Terça-Feira, 19 de Novembro de 2019

ARTIGO


30/09/2019 - 00:00 - Atualizado em 30/09/2019 - 00:00

Setembro amarelo está vermelho

Por Graciela Zabotto
Osasco

Finalmente 1º de outubro. Finalmente acabou setembro. Não que eu não goste dele, ao contrário, é um dos meus meses favorito, mas foi embora e levou contigo a campanha Setembro Amarelo, onde acontecem ações de prevenção ao suicídio. Alguns grupos de psicanalistas, por exemplo, defendem que os casos de suicídio aumentam durante esse mês de campanha, outros acreditam que é um período onde as pessoas divulgam mais os casos de seres humanos que, em desespero extremo, acreditam que a solução é tirar a própria vida.

Na semana passada, o Diário da Região publicou a matéria "Três adolescentes se suicidam na região em 10 dias". Nela, o caso mais recente era de uma jovem de apenas 12 anos. O número já é assustador. Mais assustador ainda são os comentários feitos na matéria postada na página do Diário no Facebook. "Três divulgados porque sei de mais uns 5 na lista, com idade de até 19 anos", escreveu uma leitora. "E um rapaz também se enforcou no Jardim Cirino", publicou outra internauta. Não sou profissional da saúde - nem física, nem mental - sou uma mera repórter que observa. E por observar posso dizer - numa opinião estritamente pessoal - que essa campanha está do avesso.

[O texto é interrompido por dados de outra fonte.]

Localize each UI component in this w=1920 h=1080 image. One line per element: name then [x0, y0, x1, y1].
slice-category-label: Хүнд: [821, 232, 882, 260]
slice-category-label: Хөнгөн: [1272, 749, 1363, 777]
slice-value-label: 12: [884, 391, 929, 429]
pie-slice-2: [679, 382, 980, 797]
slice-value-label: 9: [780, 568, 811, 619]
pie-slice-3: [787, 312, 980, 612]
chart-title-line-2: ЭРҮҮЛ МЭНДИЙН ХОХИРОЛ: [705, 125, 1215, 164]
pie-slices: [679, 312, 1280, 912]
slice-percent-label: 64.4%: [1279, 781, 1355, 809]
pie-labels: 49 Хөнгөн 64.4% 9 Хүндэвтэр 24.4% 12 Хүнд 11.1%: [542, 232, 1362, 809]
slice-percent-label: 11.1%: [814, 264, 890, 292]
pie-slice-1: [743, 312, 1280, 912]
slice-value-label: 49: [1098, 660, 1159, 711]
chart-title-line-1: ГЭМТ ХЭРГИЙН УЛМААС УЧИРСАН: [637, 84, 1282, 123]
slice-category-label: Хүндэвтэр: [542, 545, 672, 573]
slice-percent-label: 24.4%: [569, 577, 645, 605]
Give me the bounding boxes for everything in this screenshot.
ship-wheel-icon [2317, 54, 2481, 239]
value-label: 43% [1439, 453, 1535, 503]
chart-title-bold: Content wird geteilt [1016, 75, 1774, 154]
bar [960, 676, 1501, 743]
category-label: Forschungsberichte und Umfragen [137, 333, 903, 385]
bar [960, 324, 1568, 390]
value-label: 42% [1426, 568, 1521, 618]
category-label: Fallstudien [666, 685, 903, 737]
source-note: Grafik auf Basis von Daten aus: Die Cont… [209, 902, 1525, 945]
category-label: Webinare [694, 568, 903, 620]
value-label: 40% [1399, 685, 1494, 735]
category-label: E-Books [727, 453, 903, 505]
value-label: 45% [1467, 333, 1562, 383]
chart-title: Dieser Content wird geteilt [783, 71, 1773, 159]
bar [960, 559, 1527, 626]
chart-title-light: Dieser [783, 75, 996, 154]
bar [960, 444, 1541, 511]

Será que, ao falar de suicídio, não acende na cabeça daquela alma desesperada que essa seria a luz no fim do túnel? Uma frase típica nesse período é de que "o suicida não quer acabar com a vida. Ele quer acabar com a dor". E será que devemos tentar amenizar a dor falando de uma possível solução? Será que deveríamos falar sobre morte? Além disso, setembro é o mês perfeito para se falar de vida. É o mês da primavera onde flores nascem de árvores que, até então, eram aparentemente galhos secos e sem vida. Vide o Ypê. Mas existia uma vida lá. No caso das pessoas que sofrem de depressão ou qualquer outra patologia da mente, existe vida ali dentro. Ela só precisa querer viver. E não acredito que falar sobre suicídio possa incentivar alguém a querer viver.

Será que, ao invés de uma campanha de prevenção ao suicídio não poderia haver uma campanha sobre a importância de reconhecer e aceitar que depressão, síndrome do pânico, síndrome de burnout e ansiedade “não é frescura”. Sei que já existe o Janeiro Branco, mês de conscientização da saúde mental mas, ainda sim, em setembro o suicídio deveria ser abordado da maneira inversa. Até porque, cá entre nós, quem liga para janeiro? É o mês do ano novo, de férias, e que antecede o carnaval. Não sei se campanha sobre saúde mental é bem recebida nessa época do ano. Que no próximo ano, quem sabe, Setembro Amarelo possa ser lembrado pela vida. Que o amarelo não seja usado como cor do desespero, mas como referência ao sol que toda manhã nasce cheio de esperança de um dia melhor.